Gradual introduction of increasingly restrictive legislations on emissions from combustion sources has been increasing the interest in biomass combustion. However, biomass combustion brings with it some operational problems when burned alone. The most common problems encountered in industry and utility boilers are severe fouling, slagging and corrosion. Co-firing biomass with coal is a promising alternative which leads to reduce ash related problems in biomass combustion and at the same time provides an economical and environmentally friendly use of coals by reducing pollutant emissions. Nevertheless, there remain technical issues associated with biomass supply, handling and storage in co-firing applications due to its low energy density, seasonal characteristics and scattered geographical distribution

Biomass itself is usually cheap but the cost of transportation directly affects the economic feasibility of biomass co-combustion due to its low bulk density together with the high moisture content, which necessitates huge amounts of biomass to be transported for even a small share of total heat input. Optimum biomass transport distances and means of transportation are shown to depend on the capacity of the power plant and maximum distance over which biomass can feasibly be collected, which is between 25 and 100 km for highway transportation.

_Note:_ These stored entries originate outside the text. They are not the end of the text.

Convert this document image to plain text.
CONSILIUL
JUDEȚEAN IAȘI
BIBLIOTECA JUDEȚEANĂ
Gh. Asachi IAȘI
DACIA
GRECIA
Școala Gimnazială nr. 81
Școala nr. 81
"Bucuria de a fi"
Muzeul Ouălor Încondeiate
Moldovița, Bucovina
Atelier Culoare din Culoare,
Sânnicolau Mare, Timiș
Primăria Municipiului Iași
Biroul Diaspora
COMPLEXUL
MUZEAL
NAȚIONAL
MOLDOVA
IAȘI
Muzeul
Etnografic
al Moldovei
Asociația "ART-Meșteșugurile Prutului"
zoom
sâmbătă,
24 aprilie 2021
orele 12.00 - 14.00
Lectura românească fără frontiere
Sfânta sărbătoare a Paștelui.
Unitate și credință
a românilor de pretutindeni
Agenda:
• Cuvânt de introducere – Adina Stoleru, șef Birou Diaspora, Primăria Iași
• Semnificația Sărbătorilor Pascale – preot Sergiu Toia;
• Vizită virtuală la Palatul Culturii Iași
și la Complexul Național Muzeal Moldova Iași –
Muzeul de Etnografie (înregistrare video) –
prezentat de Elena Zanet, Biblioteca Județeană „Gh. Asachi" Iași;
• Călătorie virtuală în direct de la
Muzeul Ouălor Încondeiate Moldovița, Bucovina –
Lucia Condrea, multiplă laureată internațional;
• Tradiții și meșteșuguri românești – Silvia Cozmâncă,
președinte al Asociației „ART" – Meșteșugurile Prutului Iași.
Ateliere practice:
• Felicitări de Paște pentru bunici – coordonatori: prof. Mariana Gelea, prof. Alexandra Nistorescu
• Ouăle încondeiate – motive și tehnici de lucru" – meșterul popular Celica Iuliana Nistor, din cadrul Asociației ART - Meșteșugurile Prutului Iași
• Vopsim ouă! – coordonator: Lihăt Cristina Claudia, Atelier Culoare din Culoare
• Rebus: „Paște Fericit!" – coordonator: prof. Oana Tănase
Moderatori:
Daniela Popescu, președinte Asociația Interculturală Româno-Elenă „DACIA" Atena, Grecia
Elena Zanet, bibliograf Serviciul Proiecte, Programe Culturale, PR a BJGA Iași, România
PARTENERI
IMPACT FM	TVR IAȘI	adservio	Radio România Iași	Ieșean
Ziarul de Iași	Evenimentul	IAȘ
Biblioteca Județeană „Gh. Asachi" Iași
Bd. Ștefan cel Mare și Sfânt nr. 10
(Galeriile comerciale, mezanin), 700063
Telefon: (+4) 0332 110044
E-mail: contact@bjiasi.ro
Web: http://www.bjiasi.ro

One of the possible solutions to mitigate biomass shortages encountered at high plant capacities is having access to different biomass sources within the geological boundaries designated by logistic constraints. Changing the biomass source, on the other hand, should not or at worst slightly affect the performance of the boiler. In one of their recent work, Ates et al. (2018) investigated the effect of biomass addition on radiative heat transfer for two important indigenous biomass sources, namely olive residue and hazelnut shell. Investigation is performed through mathematical modeling by using the experimental data on six combustion tests previously performed in 300 kWt Atmospheric Bubbling Fluidized Bed Combustor (ABFBC) test rig in Middle East Technical University [1].

The results show that changing the biomass source affects the radiative properties of the particles in the freeboard through the change of particle size distribution rather than optical properties, which may lead to significant variations in radiative wall heat fluxes and source terms. Based on these results, it is recommended that possible variations in particle size distribution should be elaborated if multiple biomass sources are to be utilized in the combustor.

C. Ates, N. Selçuk, G. Kulah, Effect of Changing Biomass Source on Radiative Heat Transfer During Co-Firing of High-Sulfur Content Lignite in Fluidized Bed Combustors, Applied Thermal Engineering, vol.128, pp.539–550, 2018. (https://doi.org/10.1016/j.applthermaleng.2017.09.011)

[1] Z. Gogebakan, Y. Gogebakan, and N. Selçuk, Co-Firing of olive residue with lignite in bubbling FBC, Combustion Science and Technology vol. 180(5), pp.854-868, 2008 (https://doi.org/10.1080/00102200801894117).